Similarly, we agree with defendants that the security interest disclosure given by plaintiff violated the Federal Truth in Lending Act. In pertinent part, the disclosure statement identifies the property securing the note as: "All of the household consumer goods of every kind now owned or hereafter acquired by Debtors in replacement of said consumer goods (and proceeds) now or hereafter located in or about Debtors residence above set forth." (Emphasis added.) Since the Uniform Commercial Code (§ 9-204, subd [2]) provides that a security interest may attach to consumer goods other than accessions only when acquired by the debtor within 10 days after the secured party gives value, this quoted statement is obviously overbroad and incorrect and constitutes an affirmative misstatement of the scope of plaintiff's security interest. Consequently, it is violative of the Federal Truth in Lending Act (US Code, tit 15, § 1639, subd [a], par [8]) and regulation Z ( 12 C.F.R. § 226.8 [b] [5]) promulgated thereunder (Tinsman v Moline Beneficial Fin. Co., 531 F.2d 815; Federal Reserve Board Letter No. 1053, May 28, 1976 [CCH Consumer Credit Guide par 31393]). Plaintiff therefore is liable to defendants for the statutory penalty of twice the finance charge, i.e., $866.04 (US Code, tit 15, § 1640, subd [a]).
Turning lastly to defendants' counterclaims under sections 353 and 358 of the New York Banking Law, we conclude that Special Term correctly found them to be lacking in merit. While section 353 incorporates the Federal Truth in Lending Act and regulation Z to the extent of requiring the disclosure of all items required to be disclosed by said act and regulation, the penalty for a violation of section 353 under State law is much more severe than the penalty provided in the Federal statute. Pursuant to section 358, one who violates section 353 is guilty of a misdemeanor. This results in the invalidation of the underlying debt which is, thereby, rendered uncollectible. Contrary to the situation under the Federal Truth in Lending Act wherein the disclosure requirements involving possible civil penalties are liberally construed in favor of the borrower (Mourning v Family Pub. Serv., 411 U.S. 356), we would, in light of the extreme penalty, more strictly interpret State law. In order for the drastic sanctions under section 358 to be imposed, the violation of section 353 must be "clearly within the plain intention of the statute" (Di Nome v Personal Fin. Co. of N.Y., 291 N.Y. 250, 253). In our view, the improper disclosure statement here was not so blatant or substantial a violation of section 353 as to warrant the total invalidation of the debt.

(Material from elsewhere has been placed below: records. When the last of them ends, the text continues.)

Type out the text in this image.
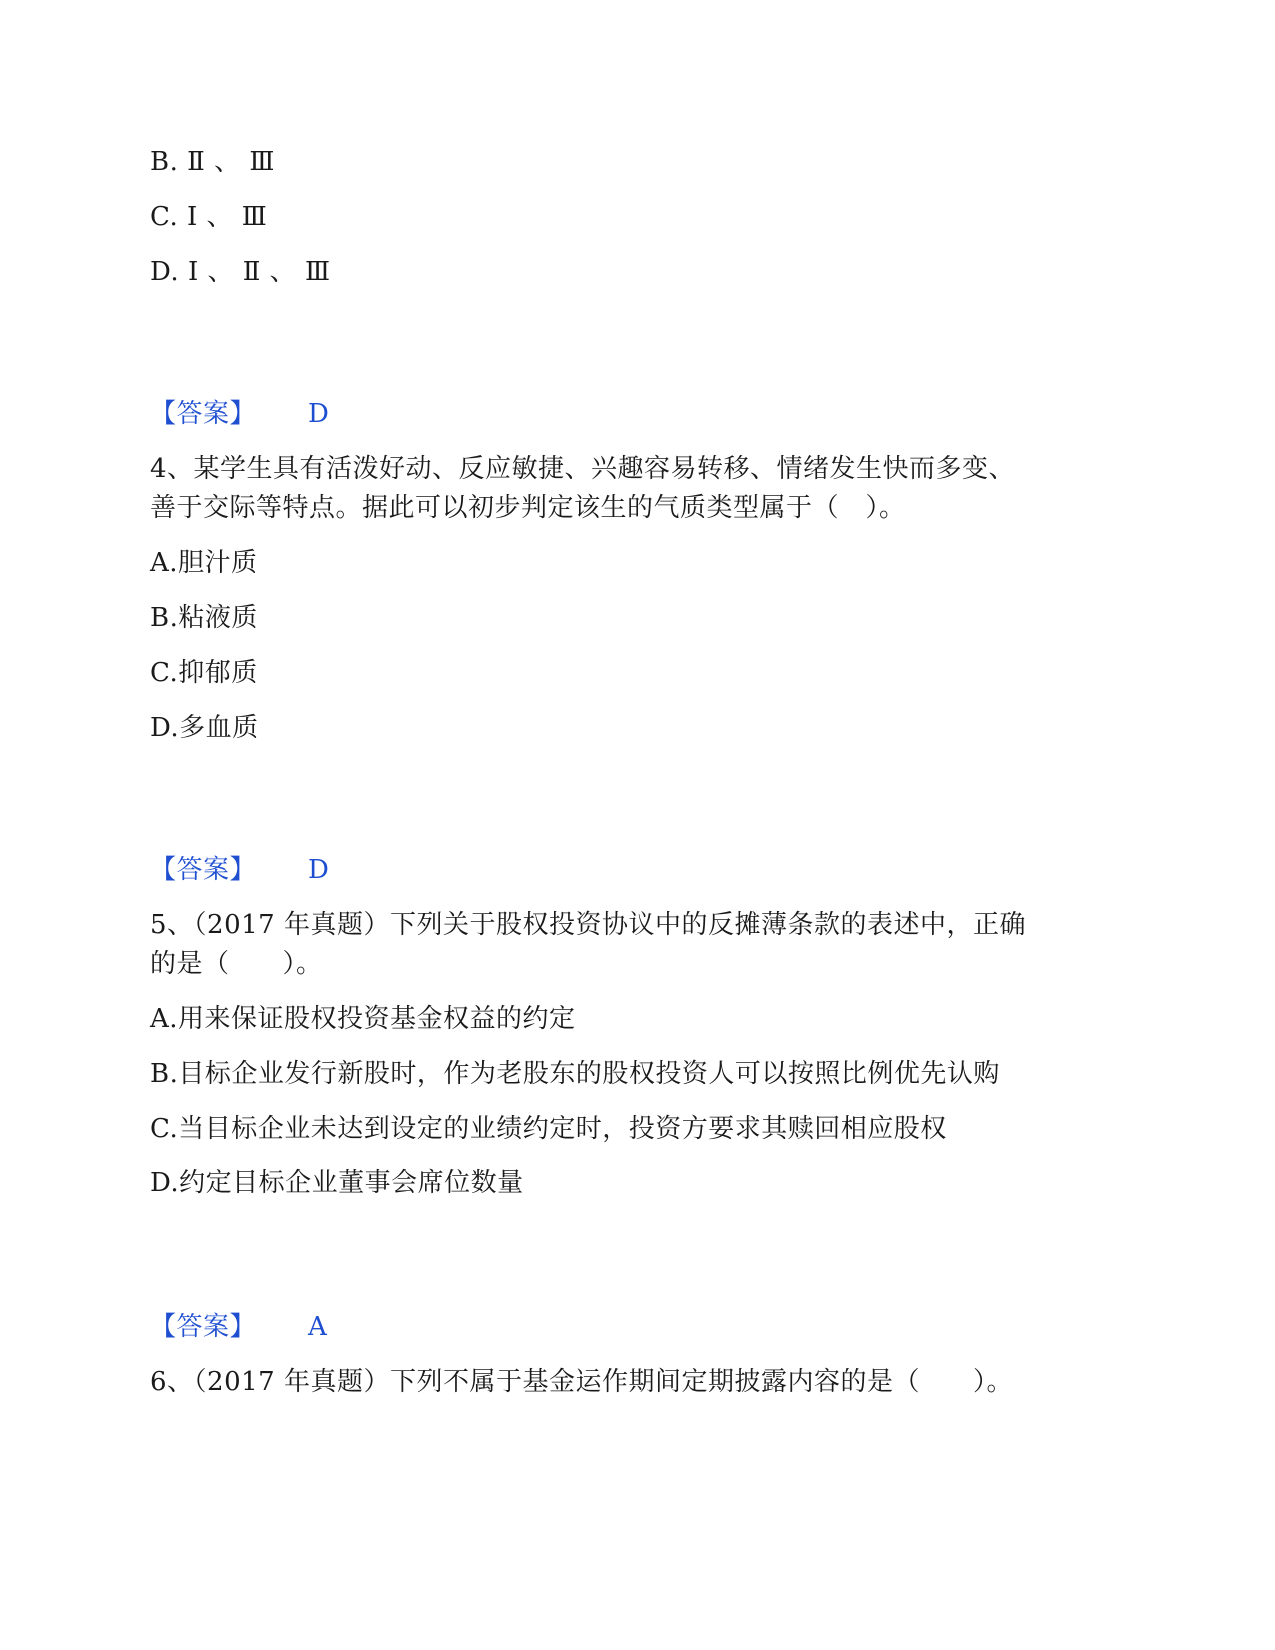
B. Ⅱ 、 Ⅲ
C. Ⅰ 、 Ⅲ
D. Ⅰ 、 Ⅱ 、 Ⅲ
【答案】 D
4、某学生具有活泼好动、反应敏捷、兴趣容易转移、情绪发生快而多变、
善于交际等特点。据此可以初步判定该生的气质类型属于（　）。
A.胆汁质
B.粘液质
C.抑郁质
D.多血质
【答案】 D
5、（2017 年真题）下列关于股权投资协议中的反摊薄条款的表述中，正确
的是（　　）。
A.用来保证股权投资基金权益的约定
B.目标企业发行新股时，作为老股东的股权投资人可以按照比例优先认购
C.当目标企业未达到设定的业绩约定时，投资方要求其赎回相应股权
D.约定目标企业董事会席位数量
【答案】 A
6、（2017 年真题）下列不属于基金运作期间定期披露内容的是（　　）。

The order and judgment should be modified, on the law, so as to grant defendants summary judgment on their second counterclaim in the amount of twice the finance charge, i.e., $866.04, and, as so modified, affirmed, without costs.
MAHONEY, P.J., MIKOLL and HERLIHY, JJ., concur; GREENBLOTT, J., not taking part.
Order and judgment modified, on the law, so as to grant defendants summary judgment on their second counterclaim in the amount of twice the finance charge, i.e., $866.04, and, as so modified, affirmed, without costs.